En la primera lectura se nos habla de un banquete preparado por la Sabiduría (que es imagen del Hijo). Aparecen también el pan y el vino, que serán la materia del sacramento de la Eucaristía. En la invitación que se hace a los hombres se contrapone la inexperiencia y la falta de juicio a la Sabiduría. Dios quiere salvar al hombre comunicándole todos sus dones. Lo que en el Antiguo Testamento aparece en figura queda plenamente revelado en el nuevo: “yo soy el pan vivo que ha bajado del cielo: el que coma de este pan vivirá para siempre”.

A la luz de la primera lectura, y viendo la reacción de los judíos a las palabras del Señor, se nos indica que el misterio eucarístico, y la riqueza que contiene, han de ser alcanzados por cierta experiencia. No basta con conocer las enseñanzas de la Iglesia. Escribió san Antonio María Claret: “al que comulga bien le sucede lo que a la barra de hierro que se mete en la fragua, que se convierte en fuego; sí, asimismo queda endiosada el alma que comulga bien: el fuego al hierro le quita la escoria, la frialdad natural, la dureza, y lo pone tan blando que lo llega a derretir, y se amolda al gusto del artífice”.

Ciertamente entramos por la fe, porque para postrarse ante la Eucaristía y recibirla, es necesario creer en lo que Jesús nos enseña.
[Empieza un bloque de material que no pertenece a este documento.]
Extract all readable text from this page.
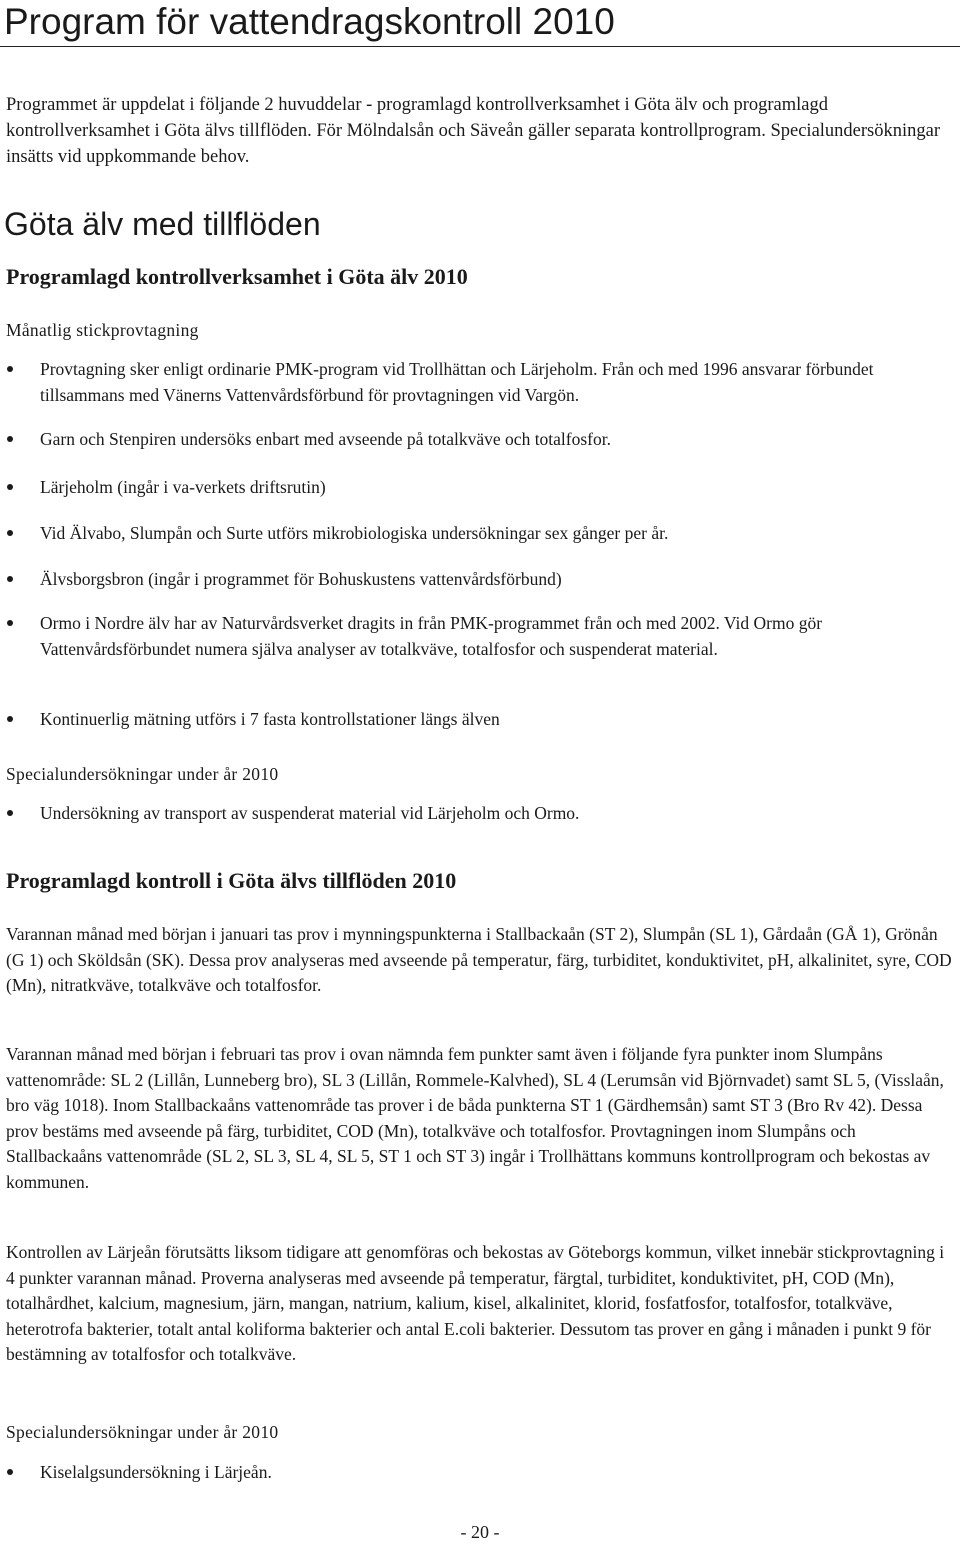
Program för vattendragskontroll 2010

Programmet är uppdelat i följande 2 huvuddelar - programlagd kontrollverksamhet i Göta älv och programlagd kontrollverksamhet i Göta älvs tillflöden. För Mölndalsån och Säveån gäller separata kontrollprogram. Specialundersökningar insätts vid uppkommande behov.

Göta älv med tillflöden
Programlagd kontrollverksamhet i Göta älv 2010

Månatlig stickprovtagning

Provtagning sker enligt ordinarie PMK-program vid Trollhättan och Lärjeholm. Från och med 1996 ansvarar förbundet tillsammans med Vänerns Vattenvårdsförbund för provtagningen vid Vargön.
Garn och Stenpiren undersöks enbart med avseende på totalkväve och totalfosfor.
Lärjeholm (ingår i va-verkets driftsrutin)
Vid Älvabo, Slumpån och Surte utförs mikrobiologiska undersökningar sex gånger per år.
Älvsborgsbron (ingår i programmet för Bohuskustens vattenvårdsförbund)
Ormo i Nordre älv har av Naturvårdsverket dragits in från PMK-programmet från och med 2002. Vid Ormo gör Vattenvårdsförbundet numera själva analyser av totalkväve, totalfosfor och suspenderat material.
Kontinuerlig mätning utförs i 7 fasta kontrollstationer längs älven

Specialundersökningar under år 2010

Undersökning av transport av suspenderat material vid Lärjeholm och Ormo.
Programlagd kontroll i Göta älvs tillflöden 2010

Varannan månad med början i januari tas prov i mynningspunkterna i Stallbackaån (ST 2), Slumpån (SL 1), Gårdaån (GÅ 1), Grönån (G 1) och Sköldsån (SK). Dessa prov analyseras med avseende på temperatur, färg, turbiditet, konduktivitet, pH, alkalinitet, syre, COD (Mn), nitratkväve, totalkväve och totalfosfor.

Varannan månad med början i februari tas prov i ovan nämnda fem punkter samt även i följande fyra punkter inom Slumpåns vattenområde: SL 2 (Lillån, Lunneberg bro), SL 3 (Lillån, Rommele-Kalvhed), SL 4 (Lerumsån vid Björnvadet) samt SL 5, (Visslaån, bro väg 1018). Inom Stallbackaåns vattenområde tas prover i de båda punkterna ST 1 (Gärdhemsån) samt ST 3 (Bro Rv 42). Dessa prov bestäms med avseende på färg, turbiditet, COD (Mn), totalkväve och totalfosfor. Provtagningen inom Slumpåns och Stallbackaåns vattenområde (SL 2, SL 3, SL 4, SL 5, ST 1 och ST 3) ingår i Trollhättans kommuns kontrollprogram och bekostas av kommunen.

Kontrollen av Lärjeån förutsätts liksom tidigare att genomföras och bekostas av Göteborgs kommun, vilket innebär stickprovtagning i 4 punkter varannan månad. Proverna analyseras med avseende på temperatur, färgtal, turbiditet, konduktivitet, pH, COD (Mn), totalhårdhet, kalcium, magnesium, järn, mangan, natrium, kalium, kisel, alkalinitet, klorid, fosfatfosfor, totalfosfor, totalkväve, heterotrofa bakterier, totalt antal koliforma bakterier och antal E.coli bakterier. Dessutom tas prover en gång i månaden i punkt 9 för bestämning av totalfosfor och totalkväve.

Specialundersökningar under år 2010

Kiselalgsundersökning i Lärjeån.

- 20 -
Pero, una vez se ha dado ese paso, que hay que renovar e intensificar continuamente, el Cuerpo y la Sangre del Señor nos van transformando por dentro y experimentamos sus efectos. Se cumple lo que dice Jesús: “el que come mi carne y bebe mi sangre, tiene vida eterna”. Si la liturgia, con toda su belleza, quiere hacernos experimentar la eternidad de Dios actuante en el tiempo, la comunión nos la comunica, porque también es verdadero que: “el que come mi carne y bebe mi sangre, habita en mí y yo en él”.

Por eso la primera lectura nos invita a gustar del banquete venciendo nuestras prevenciones o prejuicios. No hay magia sino verdadero encuentro con el Señor, deseoso de estar con nosotros y de darnos la verdadera vida, la que vale para siempre. También san Pablo insiste en la necesidad de celebrar la “acción de gracias” y contrapone la felicidad que allí se encuentra a la que buscamos en los placeres terrenales, que son mera compensación y duran poco tiempo (“no os emborrachéis con vino, que lleva al libertinaje”).

El padre Claret señalaba también, desde este realismo eucarístico, cómo la comunión con el Señor va modelando en nosotros un corazón nuevo. Aprendemos la verdadera sabiduría, aquella por la que Jesús entrega su vida por nosotros en la Cruz y se sigue ofreciendo en la Misa. Se nos manifiesta en lo más íntimo de nosotros la verdad sobre el hombre del amor de Dios, que reconocemos en Jesús y experimentamos al recibirlo sacramentalmente. Esa identificación de Jesucristo con nosotros la expresó Orígenes así: “Así, después de su carne, también son alimento puro Pedro y Pablo y todos los apóstoles; en tercer lugar, sus discípulos, y así cada uno, por la calidad de sus méritos, o la pureza de sus sentidos, puede hacerse alimento puro para su prójimo”. Se refiere a que, transformados por Jesucristo, verdadero alimento, somos capaces de amar y llevar consuelo al prójimo.